Iraq plans to arrest 1000 officials for corruption after a scandal which has forced the resignation of the Trade Minister and is threatening the food supply of millions of Iraqis.
Corruption at the Trade Ministry is an important issue in Iraq because the ministry is in charge of the food rationing system on which 60 per cent of Iraqis depend.
Officials at the ministry, which spends billions of dollars buying rice, sugar, flour and other items, are notorious among Iraqis for importing food that is unfit for human consumption, for which they charge the state the full international price.
The scandal first erupted in April when police, entering the Trade Ministry in Baghdad to arrest 10 senior officials accused of corruption and embezzlement, were greeted with gunfire by the ministry's own guards. The shoot-out allowed several officials, including two brothers of the Trade Minister, Abdul Falah al-Sudany, time to escape out the back gate.
The political crisis over corruption has escalated after a video surfaced showing Trade Ministry officials at a party, apparently drinking alcohol, cavorting with prostitutes, and deriding the Prime Minister, Nouri Maliki.
The voice of the man shooting the video, widely viewed and sent from phone to phone in Baghdad, is heard shouting to the dancing girls: "You before Maliki". Guests at the party who were captured on the video are said to include one of Sudany's brothers and the ministry's spokesman.

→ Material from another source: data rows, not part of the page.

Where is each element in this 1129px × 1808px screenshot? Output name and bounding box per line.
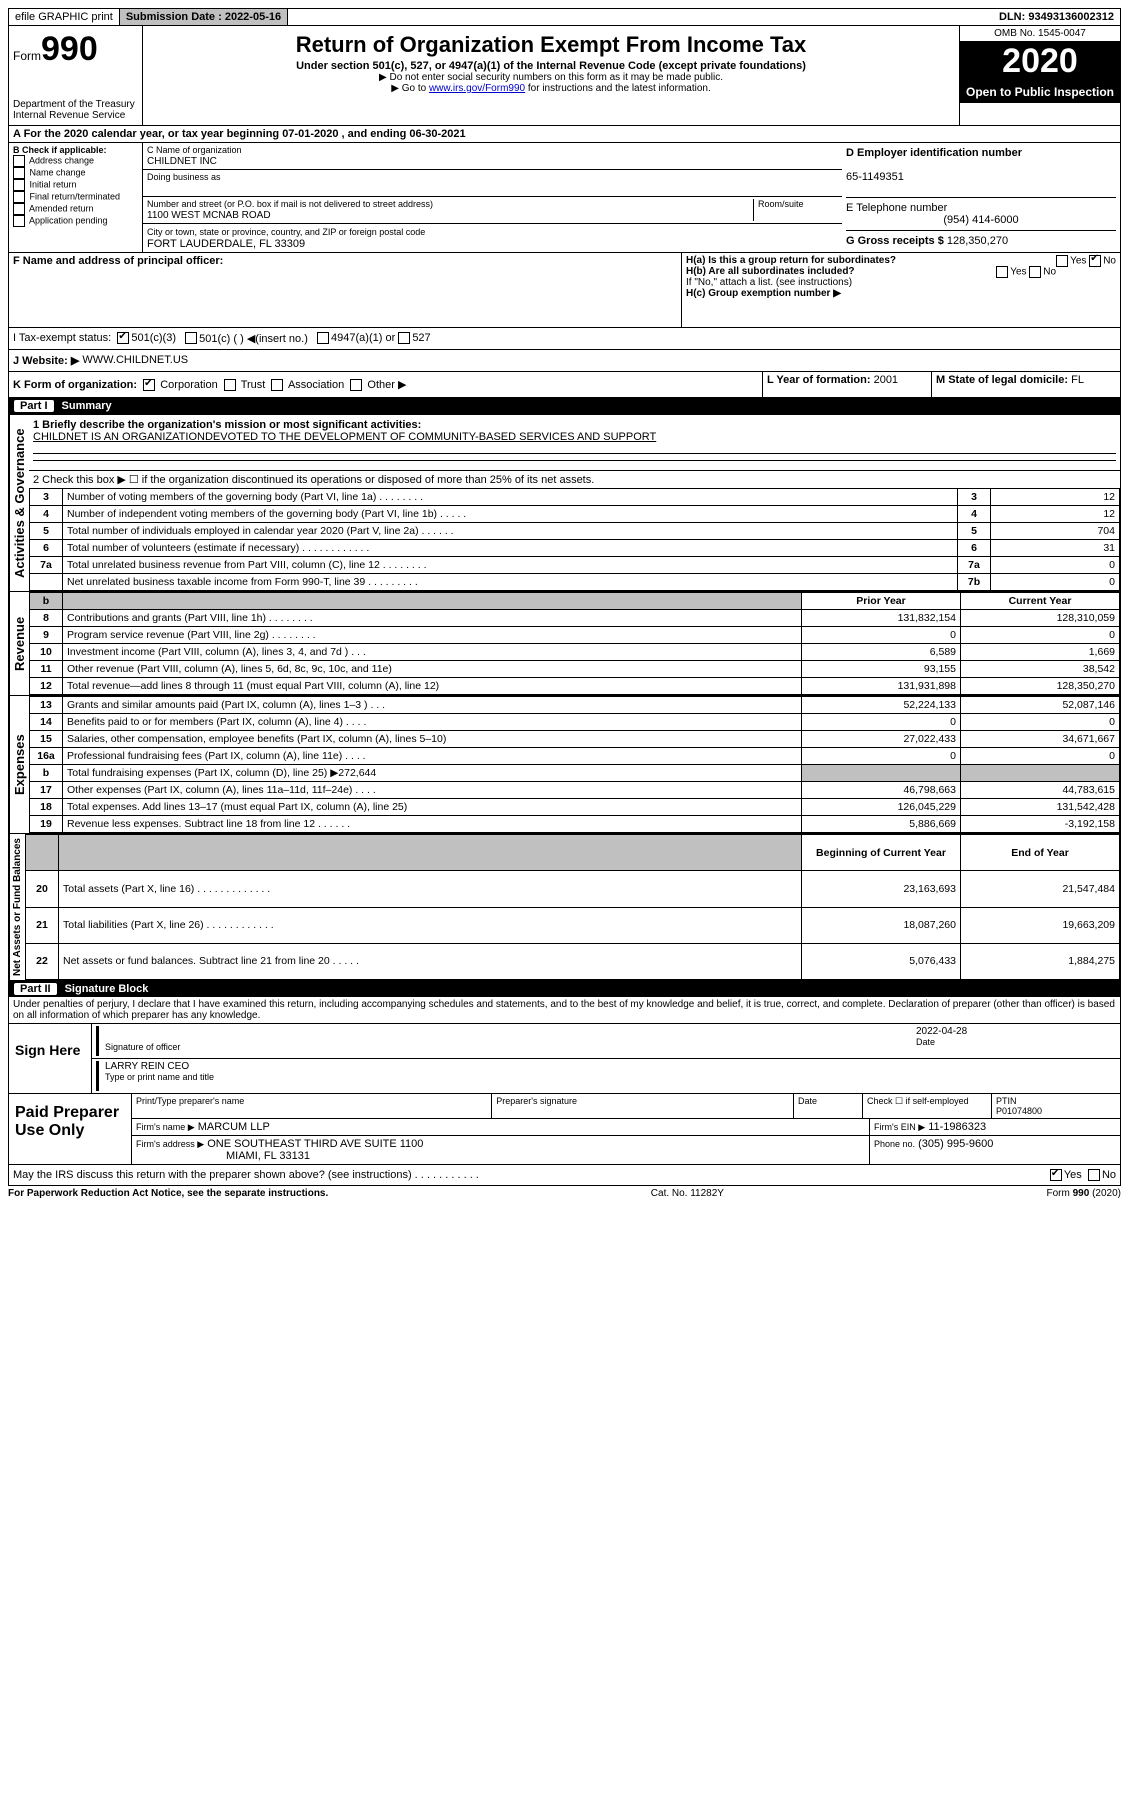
sign-date: 2022-04-28	[916, 1026, 967, 1037]
efile-label: efile GRAPHIC print	[9, 9, 120, 25]
gross-receipts: 128,350,270	[947, 235, 1008, 247]
501c3-checkbox[interactable]	[117, 332, 129, 344]
netassets-table: Beginning of Current YearEnd of Year20To…	[25, 834, 1120, 980]
submission-date-button[interactable]: Submission Date : 2022-05-16	[120, 9, 288, 25]
omb-number: OMB No. 1545-0047	[960, 26, 1120, 42]
applicable-checkbox[interactable]: Address change	[13, 155, 138, 167]
block-deg: D Employer identification number65-11493…	[842, 143, 1120, 252]
expenses-block: Expenses 13Grants and similar amounts pa…	[8, 696, 1121, 834]
form-title: Return of Organization Exempt From Incom…	[147, 32, 955, 58]
ptin: P01074800	[996, 1106, 1042, 1116]
preparer-label: Paid Preparer Use Only	[9, 1094, 132, 1164]
part2-bar: Part IISignature Block	[8, 981, 1121, 997]
form-subtitle: Under section 501(c), 527, or 4947(a)(1)…	[147, 60, 955, 72]
form-number: Form990	[13, 30, 138, 69]
website: WWW.CHILDNET.US	[82, 354, 188, 367]
gov-vlabel: Activities & Governance	[9, 415, 29, 591]
tax-year: 2020	[960, 42, 1120, 81]
applicable-checkbox[interactable]: Amended return	[13, 203, 138, 215]
discuss-yes-checkbox[interactable]	[1050, 1169, 1062, 1181]
note-link: ▶ Go to www.irs.gov/Form990 for instruct…	[147, 83, 955, 94]
officer-name: LARRY REIN CEO	[105, 1061, 189, 1072]
tax-exempt-row: I Tax-exempt status: 501(c)(3) 501(c) ( …	[8, 328, 1121, 350]
dept-label: Department of the Treasury Internal Reve…	[13, 99, 138, 121]
block-c: C Name of organizationCHILDNET INC Doing…	[143, 143, 842, 252]
city: FORT LAUDERDALE, FL 33309	[147, 238, 305, 250]
rev-vlabel: Revenue	[9, 592, 29, 695]
exp-vlabel: Expenses	[9, 696, 29, 833]
note-ssn: ▶ Do not enter social security numbers o…	[147, 72, 955, 83]
governance-block: Activities & Governance 1 Briefly descri…	[8, 414, 1121, 592]
preparer-section: Paid Preparer Use Only Print/Type prepar…	[8, 1094, 1121, 1165]
netassets-block: Net Assets or Fund Balances Beginning of…	[8, 834, 1121, 981]
sign-here-section: Sign Here Signature of officer 2022-04-2…	[8, 1024, 1121, 1094]
sign-here-label: Sign Here	[9, 1024, 92, 1093]
irs-link[interactable]: www.irs.gov/Form990	[429, 83, 525, 94]
revenue-table: bPrior YearCurrent Year8Contributions an…	[29, 592, 1120, 695]
f-h-row: F Name and address of principal officer:…	[8, 253, 1121, 328]
form-header: Form990 Department of the Treasury Inter…	[8, 26, 1121, 126]
org-name: CHILDNET INC	[147, 156, 217, 167]
discuss-no-checkbox[interactable]	[1088, 1169, 1100, 1181]
identity-row: B Check if applicable: Address change Na…	[8, 143, 1121, 253]
expenses-table: 13Grants and similar amounts paid (Part …	[29, 696, 1120, 833]
mission: CHILDNET IS AN ORGANIZATIONDEVOTED TO TH…	[33, 431, 656, 443]
page-footer: For Paperwork Reduction Act Notice, see …	[8, 1186, 1121, 1199]
firm-ein: 11-1986323	[928, 1121, 986, 1133]
net-vlabel: Net Assets or Fund Balances	[9, 834, 25, 980]
phone: (954) 414-6000	[846, 214, 1116, 226]
dln-label: DLN: 93493136002312	[993, 9, 1120, 25]
inspection-label: Open to Public Inspection	[960, 81, 1120, 103]
applicable-checkbox[interactable]: Initial return	[13, 179, 138, 191]
revenue-block: Revenue bPrior YearCurrent Year8Contribu…	[8, 592, 1121, 696]
applicable-checkbox[interactable]: Name change	[13, 167, 138, 179]
penalty-text: Under penalties of perjury, I declare th…	[8, 997, 1121, 1024]
top-bar: efile GRAPHIC print Submission Date : 20…	[8, 8, 1121, 26]
firm-name: MARCUM LLP	[198, 1121, 270, 1133]
tax-period: A For the 2020 calendar year, or tax yea…	[8, 126, 1121, 143]
ein: 65-1149351	[846, 171, 904, 183]
street: 1100 WEST MCNAB ROAD	[147, 210, 271, 221]
part1-bar: Part ISummary	[8, 398, 1121, 414]
discuss-row: May the IRS discuss this return with the…	[8, 1165, 1121, 1186]
applicable-checkbox[interactable]: Final return/terminated	[13, 191, 138, 203]
block-b: B Check if applicable: Address change Na…	[9, 143, 143, 252]
klm-row: K Form of organization: Corporation Trus…	[8, 372, 1121, 398]
website-row: J Website: ▶ WWW.CHILDNET.US	[8, 350, 1121, 372]
block-f-label: F Name and address of principal officer:	[13, 255, 223, 267]
applicable-checkbox[interactable]: Application pending	[13, 215, 138, 227]
firm-phone: (305) 995-9600	[918, 1138, 993, 1150]
governance-table: 3Number of voting members of the governi…	[29, 488, 1120, 591]
firm-address: ONE SOUTHEAST THIRD AVE SUITE 1100	[207, 1138, 423, 1150]
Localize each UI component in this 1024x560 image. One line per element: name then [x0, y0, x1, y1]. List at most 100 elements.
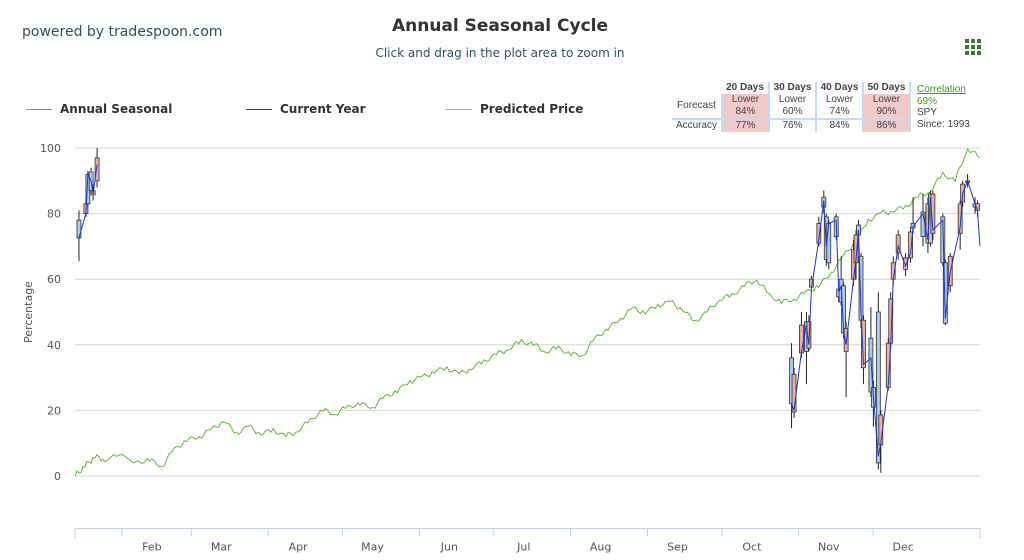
forecast-cell: Lower 90% — [863, 94, 911, 119]
header-50-days: 50 Days — [863, 82, 911, 94]
current-year-line — [791, 179, 981, 457]
candle-down — [878, 414, 884, 446]
candle-down — [861, 319, 866, 369]
forecast-pct: 84% — [735, 106, 756, 117]
candle-down — [816, 223, 822, 244]
x-tick-label: Oct — [742, 540, 762, 553]
y-tick-label: 40 — [47, 339, 61, 352]
candle-down — [808, 278, 814, 288]
y-tick-label: 20 — [47, 404, 61, 417]
candle-down — [806, 321, 812, 349]
current-year-line — [78, 164, 98, 239]
x-tick-label: Aug — [590, 540, 611, 553]
forecast-cell: Lower 60% — [769, 94, 817, 119]
correlation-value: 69% — [917, 95, 938, 107]
candle-down — [947, 255, 953, 287]
y-axis-label: Percentage — [22, 281, 35, 343]
candle-up — [910, 223, 916, 229]
candle-up — [836, 288, 842, 298]
accuracy-label: Accuracy — [672, 118, 723, 132]
symbol: SPY — [917, 107, 938, 118]
candle-down — [853, 234, 859, 264]
x-tick-label: Dec — [892, 540, 913, 553]
candle-up — [85, 173, 91, 205]
annual-seasonal-line — [74, 148, 981, 477]
y-tick-label: 0 — [54, 470, 61, 483]
x-tick-label: Nov — [818, 540, 840, 553]
accuracy-cell: 76% — [769, 118, 817, 132]
correlation-link[interactable]: Correlation — [917, 84, 966, 95]
candle-up — [870, 387, 876, 408]
candle-down — [799, 324, 804, 354]
candle-up — [942, 262, 948, 324]
powered-by-link[interactable]: powered by tradespoon.com — [22, 24, 223, 40]
candle-down — [791, 373, 797, 413]
candle-up — [76, 219, 82, 239]
candle-down — [90, 190, 96, 196]
candle-up — [965, 180, 971, 183]
candle-up — [838, 278, 844, 303]
candle-up — [858, 255, 864, 321]
x-tick-label: Sep — [667, 540, 688, 553]
candle-down — [975, 203, 980, 211]
legend-current-year[interactable]: Current Year — [246, 102, 366, 116]
x-tick-label: Jun — [440, 540, 458, 553]
y-tick-label: 80 — [47, 208, 61, 221]
candle-down — [83, 203, 89, 214]
candle-down — [925, 203, 931, 244]
y-tick-label: 100 — [40, 142, 61, 155]
legend-predicted-price[interactable]: Predicted Price — [446, 102, 583, 116]
candle-up — [88, 171, 94, 192]
legend-label: Annual Seasonal — [60, 102, 173, 116]
x-tick-label: Jul — [516, 540, 530, 553]
legend-annual-seasonal[interactable]: Annual Seasonal — [26, 102, 172, 116]
candle-down — [885, 342, 891, 388]
candle-down — [890, 262, 896, 280]
forecast-table: 20 Days 30 Days 40 Days 50 Days Forecast… — [672, 82, 911, 132]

Sabah al-Saadi, the chairman of the Commission for Public Integrity, said: "This party represents the impact of nepotism on the Government and wasting of funds by senior officials' family members."
Sudany, who has not been charged and denies all wrongdoing, resigned on Sunday soon after his brother and aide Sabah Mohammed, who had earlier escaped from the police, was arrested with his bodyguards when his car was stopped at Samawa, 140 miles (225km) south of Baghdad. Security and police officials said cash, gold and identity cards were found in the car.
Iraq is deemed the third most corrupt country in the world after Burma and Somalia, out of 180 countries, according to the corruption index compiled by Transparency International.
Although Iraq is an important oil producer, many Iraqis are on the edge of starvation; 20-25 per cent of Iraq's 27 million people live below the poverty line on less than US$66 ($105) a month.
Amid claims that Sudany's relatives had made millions out of kickbacks from sugar purchases, Maliki visited the leaderless Trade Ministry this week saying that his office would take over its functions.
A committee is to take charge of Iraq's large import programme for grain and foodstuffs. "We will not keep silent about corruption after this day and we will chase all the corrupt and bring them before the judiciary," Maliki said.
The Integrity Commission says it issued 387 arrest warrants last month, including warrants for 51 officials who are department heads. In addition, it has 997 arrest warrants not yet issued and Maliki has told the security forces to arrest all those named.
The committee in charge of food purchases will draw its members from the Prime Minister's office, the Cabinet secretariat, the corruption watchdog and the audit department.
"It will buy foodstuffs in a swift and proper manner and sign agreements with the world's big companies to buy essential foodstuffs without the use of intermediaries," Maliki said.
Iraqis will be sceptical about the anti-corruption campaign until they see senior officials punished. It is not only the Trade Ministry which is corrupt but the entire government system. Officials have often purchased their jobs, which they see as a way of making money through bribery or payment for awarding jobs and contracts. The last anti-corruption boss in Iraq was forced to flee the country.
And supply of tainted goods is not confined to the Trade Ministry. Refugees living in Sadr City, the Shiite slum with a population of two million in east Baghdad, were expecting food and clothing from the Ministry of Displacement and Migration but when the shipment arrived, the refugees were enraged to discover that it consisted of scratchy, thin, grey, musty woollen blankets which were useless in the torrid heat of the Iraqi summer.
There were also an array of children's shoes and 25 boxes of canned tuna. Locals suspect officials had pocketed most of the money intended to help them.
The breakdown of the rationing system, started in 1995 under Saddam Hussein, threatens millions of Iraqis with malnourishment. The rations consist of items sold for a small sum of money at retail outlets on production of a ration card.
They include rice (3kg a person), sugar (2kg), flour (9kg), cooking oil (1.25kg), milk for adults (250g), tea (200g), beans, children's milk, soap and tomato paste.
A survey by the Ministry of Planning and Development Cooperation found that 18 per cent of people had not received the full food ration for 13 months and 32 per cent had not received it for seven to 12 months.
LIFELINE
* 60 per cent of Iraqis depend on the country's food rationing system.
* 20-25 per cent of Iraq's 27 million people live below the poverty line on less than US$66 a month.
* Iraq is deemed the third most corrupt country in the world after Burma and Somalia.